The lieutenant went to sort things out, while the major went to the window and stared gloomily out.

The queue had lengthened: a collection of raggedy scarecrows with famished faces. ‘Jeez,’ commented the major, which was his way of reflecting on the astonishing fact that this same collection of human beings had come so close to defeating the greatest military powers in the world. Then his gaze traversed sideways and he saw something else: the Russian was still there, talking to a little blond girl in plaits. The major rolled his gum into a ball and stuck it in the pouch made by his lower lip against his gum.

‘Goddamn Nazis,’ he muttered.

9

A golden evening was decaying into night. Here in ruined Berlin, darkness always seemed to leak upwards from the burned-out buildings, spreading first to the streets, then upwards to the sky. It was the most dangerous time of day, when the city turned itself over to its darker elements: the black-marketeers and the prostitutes, drunken Red Army men and the speeding cars of the NKVD.

Tonya made her way across town, up the Prenzlauer Allee, walking carefully in the thickening dark. A car passed, too close, with a blare of headlamps and engine roar. Tonya was forced to jump aside and managed to graze herself on a heap of rubble. She thought she heard men laughing as the car screamed away, but she couldn’t be sure.

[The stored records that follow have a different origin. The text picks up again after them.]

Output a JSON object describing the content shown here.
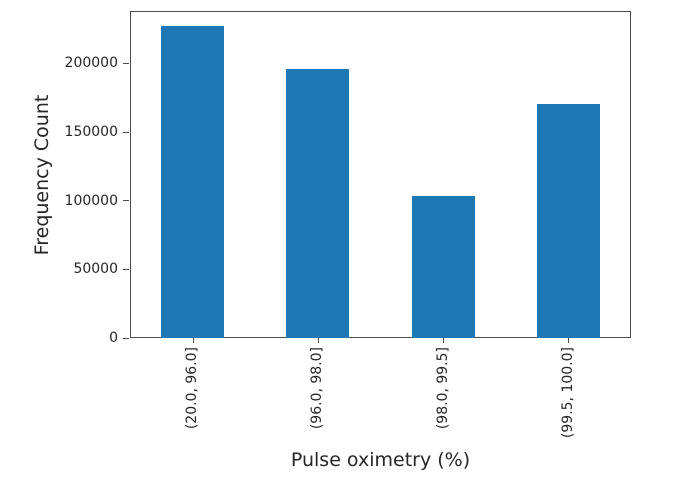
{
  "chart_data": {
    "type": "bar",
    "title": "",
    "xlabel": "Pulse oximetry (%)",
    "ylabel": "Frequency Count",
    "categories": [
      "(20.0, 96.0]",
      "(96.0, 98.0]",
      "(98.0, 99.5]",
      "(99.5, 100.0]"
    ],
    "values": [
      227000,
      196000,
      103000,
      170000
    ],
    "yticks": [
      0,
      50000,
      100000,
      150000,
      200000
    ],
    "ytick_labels": [
      "0",
      "50000",
      "100000",
      "150000",
      "200000"
    ],
    "ylim": [
      0,
      237800
    ],
    "xtick_rotation": 90,
    "grid": false,
    "legend_position": "none",
    "bar_color": "#1f77b4",
    "spine_color": "#4d4d4d",
    "text_color": "#262626",
    "background_color": "#ffffff"
  }
}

Then she heard something else.

Down a side street, a woman was crying and, in between sobs, calling for help. Tonya hesitated. Of her fellow translators, almost all were either Party members themselves or married to a Party member. Those who, like Tonya, had served time in the Gulag, were rare and the scent of suspicion never quite left them. Few of the other translators would even speak to her socially. Though Tonya didn’t mind the isolation, she lived in fear that she would somehow betray herself or be denounced. Anything might trigger it. She knew perfectly well that there didn’t have to be any basis in truth for the accusation. So she was careful not to offend, to follow the Party line, to stay inconspicuous. And helping a German woman was not quite inconspicuous.

Then the cry for help came again. It was a young voice, almost girlish. Tonya wanted to walk on, but then the thought of her own two daughters came irresistibly into her head. The oldest of the pair would be just nineteen now. Before Tonya could think further, she found herself running and stumbling over the rubble heaps towards the darkness of the little alley.

The woman heard her coming and stopped crying.

‘Thank God. Who are you? I can’t walk.’

Tonya peered forwards, saw a patch of something gleaming white in the surrounding gloom, and made her way towards it. The patch resolved itself into a young woman, lying propped up against a ruined wall.

‘The bastards hurt my ankle,’ she said.

Tonya looked, but didn’t enquire. Almost certainly, the woman had been raped. Almost certainly, she had been raped by a Russian – the Americans and British were generally rich enough in cigarettes or chocolate to get what they wanted without force.

‘Let me help you home,’ said Tonya.

‘Thank you.’

The woman struggled to her feet and put one arm around Tonya.

‘Where to?’

‘Just up there. I only came out to get water.’

They went a little way, the woman hopping with her good leg, Tonya supporting her other side.

‘You’re Russian,’ said the woman, not quite as an accusation, but almost.

Tonya was about to do the sensible thing, to mutter what platitude the Party would want her to say, something about German bandits dressed in Red Army uniforms, but she couldn’t bring herself to.